Portanto, a recuperação das casas e a construção de novas quando as antigas nem para isso serviam, fez-se basicamente à medida e em imitação das vivendas francesas de locais onde trabalhavam ou onde passavam os nossos conterrâneos.
Mas nem só de França vieram ideias e pessoas para refazer as casas do Casteleiro.
A segunda leva foram os «retornados». Vinham de Angola e de Moçambique. Alguns levaram anos a recompor-se do cataclismo que as suas vidas infelizmente sofreram. Mas uma das primeiras prioridades foi a casa. Pelos seus padrões, mais uma vez e sempre.
Conhecem-se as diferenças entre estas duas primeiras levas de, digamos, «reabilitações», em que as casas restauradas e os verdadeiros bairros de casas novas são em grande, mas muito grande maioria, as dos emigrantes franceses.
Finalmente, mas lá pelos anos 90 e mesmo mais tarde, novas leva de transformações de casas, algumas dessas já com regras, sim, e com outras características, também visíveis nas nossas ruas: os migrantes que por Lisboa fizeram toda a sua vida sempre, queriam agora melhorar as suas casas também.
Contrastes, cores claras, cores escuras
Nas ruas actuais da aldeia são notórias as três fases e estratos de obra feita. Nas fotos que hoje se publicam a ilustrar esta peça (fotos aleatórias de alguns locais e algumas ruas durante as várias festas da aldeia), são notórias duas coisas:
– a primeira é que, na sua esmagadora maioria, as casas foram mexidas, recuperadas, fosse mais, fosse menos;
– a segunda constatação: às cores claras desses restauros contrapõem-se as poucas paredes ainda em pedra escura.
Do cinzento-escuro de antigamente estavam todos saturados – isso nota-se muito bem no resultado das obras feitas um pouco por cada rua, cada largo, cada bairro, durante as últimas décadas. Os contrastes, as cores claras e escuras.
As poucas casas antigas já se esconderam por baixo das novas. E afinal foi desta amálgama que se fez aquilo que o Casteleiro é hoje: misto, variado, bonito na sua diversidade, mostrando o passado ao lado do presente – o que nos traz por vezes aquela emoção de quem revive cenários antigos, de quem recorda vivências de antanho, sem contudo ficar perdido por lá, nesses passados emotivos.

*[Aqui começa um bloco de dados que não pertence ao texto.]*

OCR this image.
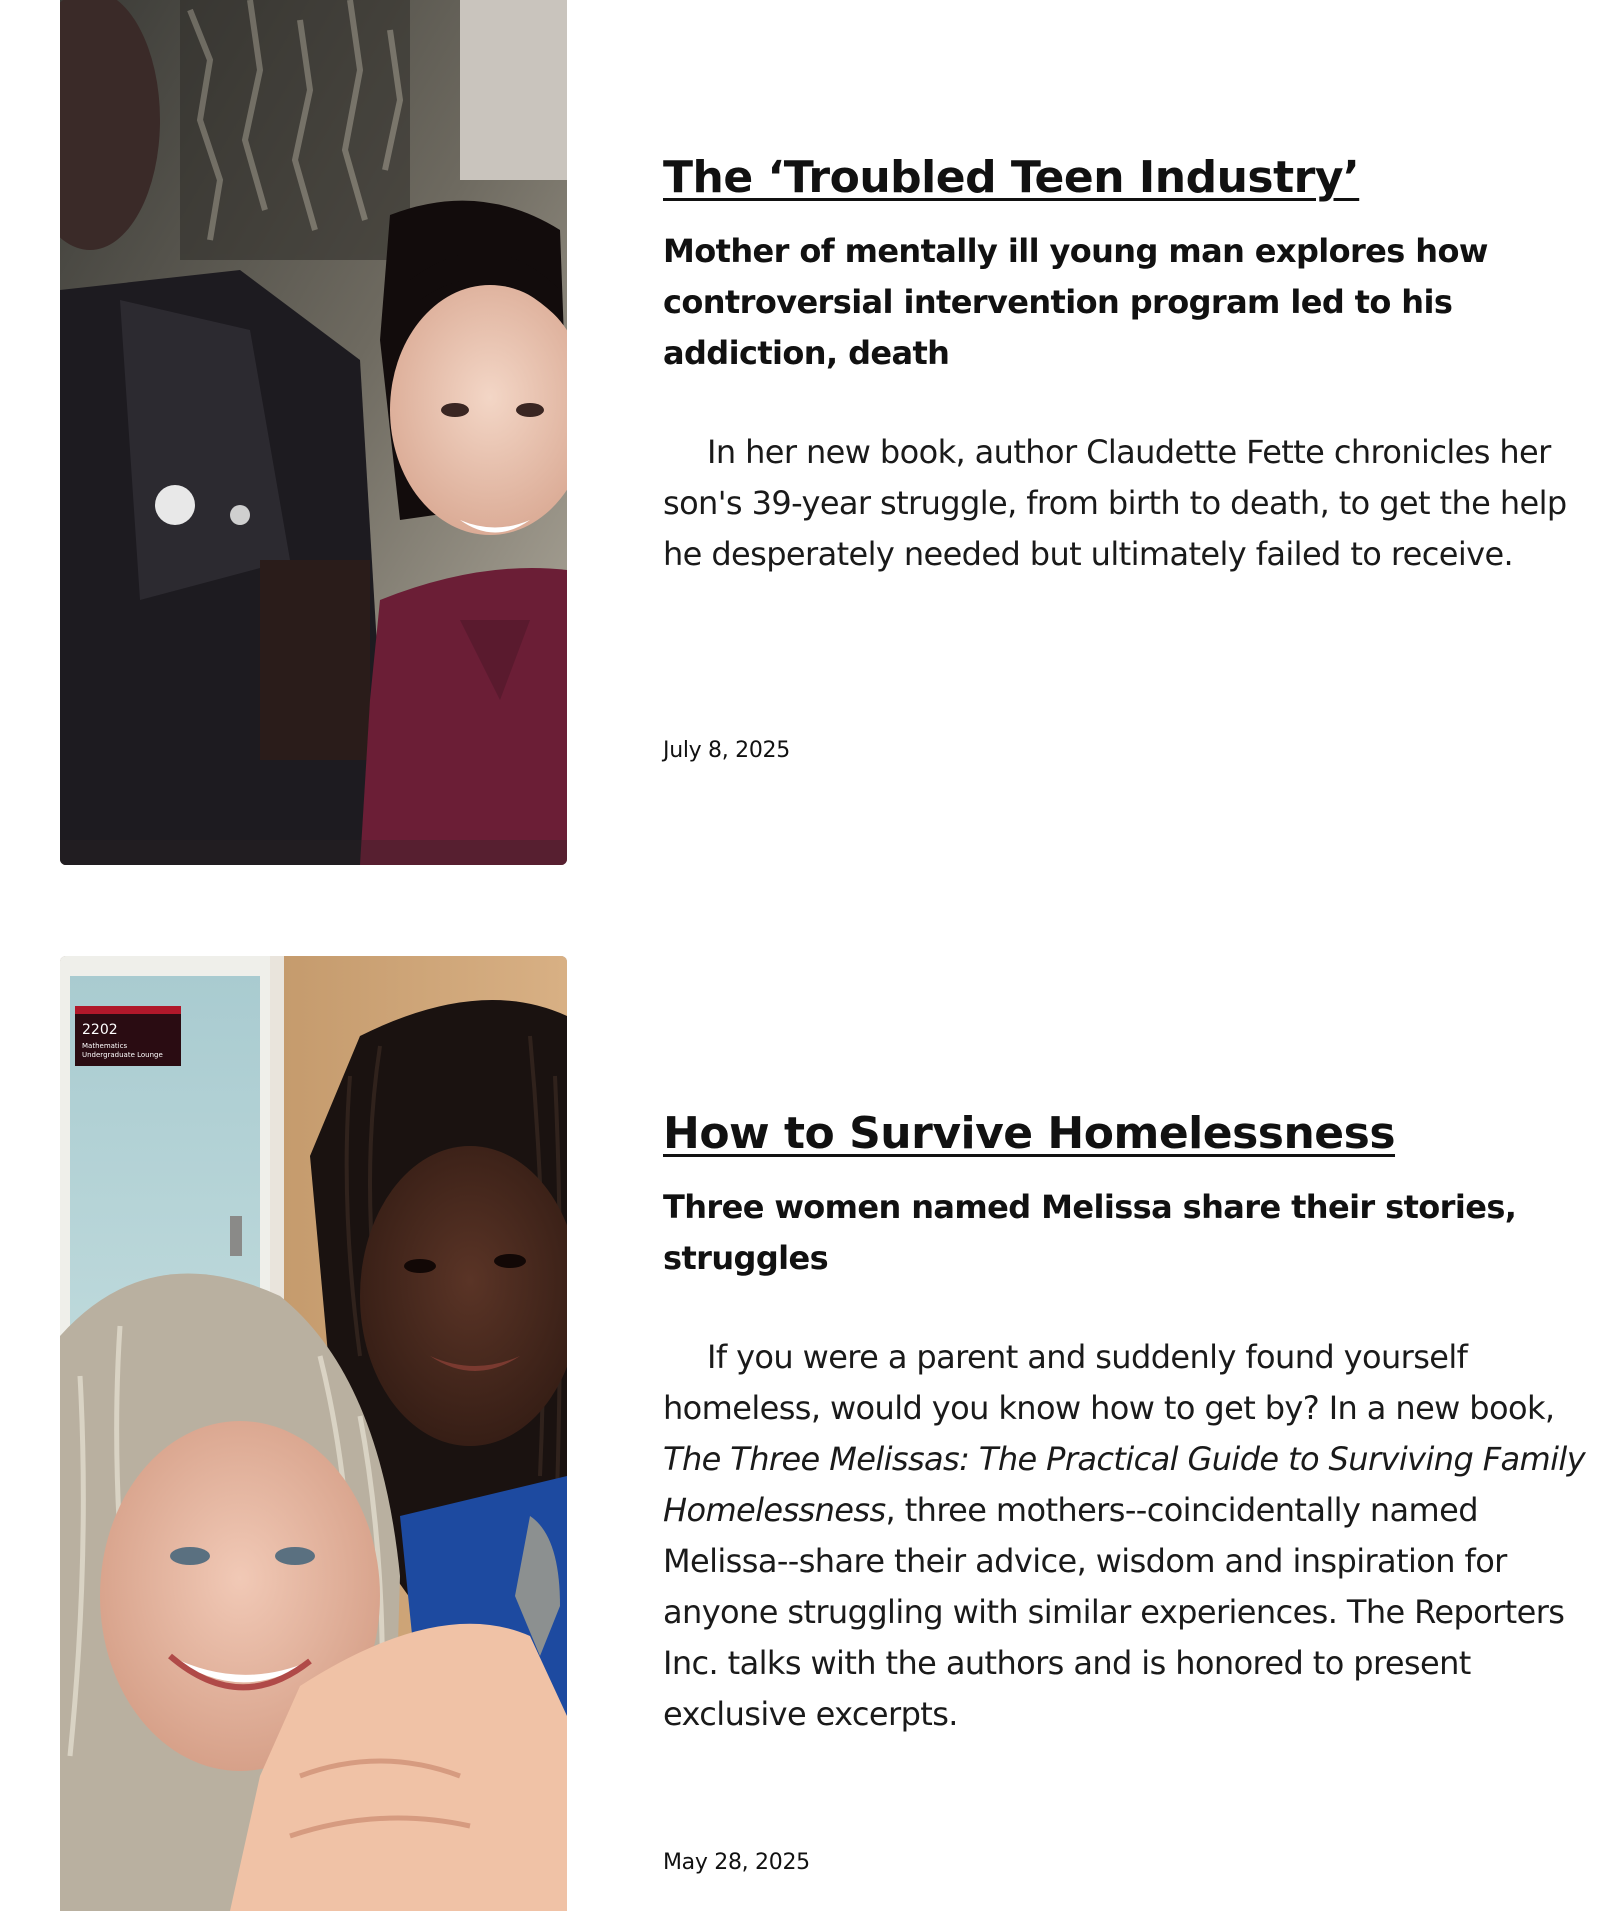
The ‘Troubled Teen Industry’

Mother of mentally ill young man explores how controversial intervention program led to his addiction, death

In her new book, author Claudette Fette chronicles her son's 39-year struggle, from birth to death, to get the help he desperately needed but ultimately failed to receive.

July 8, 2025
2202
Mathematics
Undergraduate Lounge
How to Survive Homelessness

Three women named Melissa share their stories, struggles

If you were a parent and suddenly found yourself homeless, would you know how to get by? In a new book, The Three Melissas: The Practical Guide to Surviving Family Homelessness, three mothers--coincidentally named Melissa--share their advice, wisdom and inspiration for anyone struggling with similar experiences. The Reporters Inc. talks with the authors and is honored to present exclusive excerpts.

May 28, 2025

Então e não é que o resultado final é bem agradável de ver – como se nota pela imagem da vista geral do centro da aldeia? Um Casteleiro, afinal, com uma incontornável dimensão emocional e sentimental, diferente de pessoa para pessoa, mas universal, porque a todos toca fundo.
Uma terra com futuro, costumamos dizer uns para os outros na minha terra. Com futuro, com a participação de cada um.
Ou, como avança a Junta de Freguesia: JUNTOS PELO CASTELEIRO.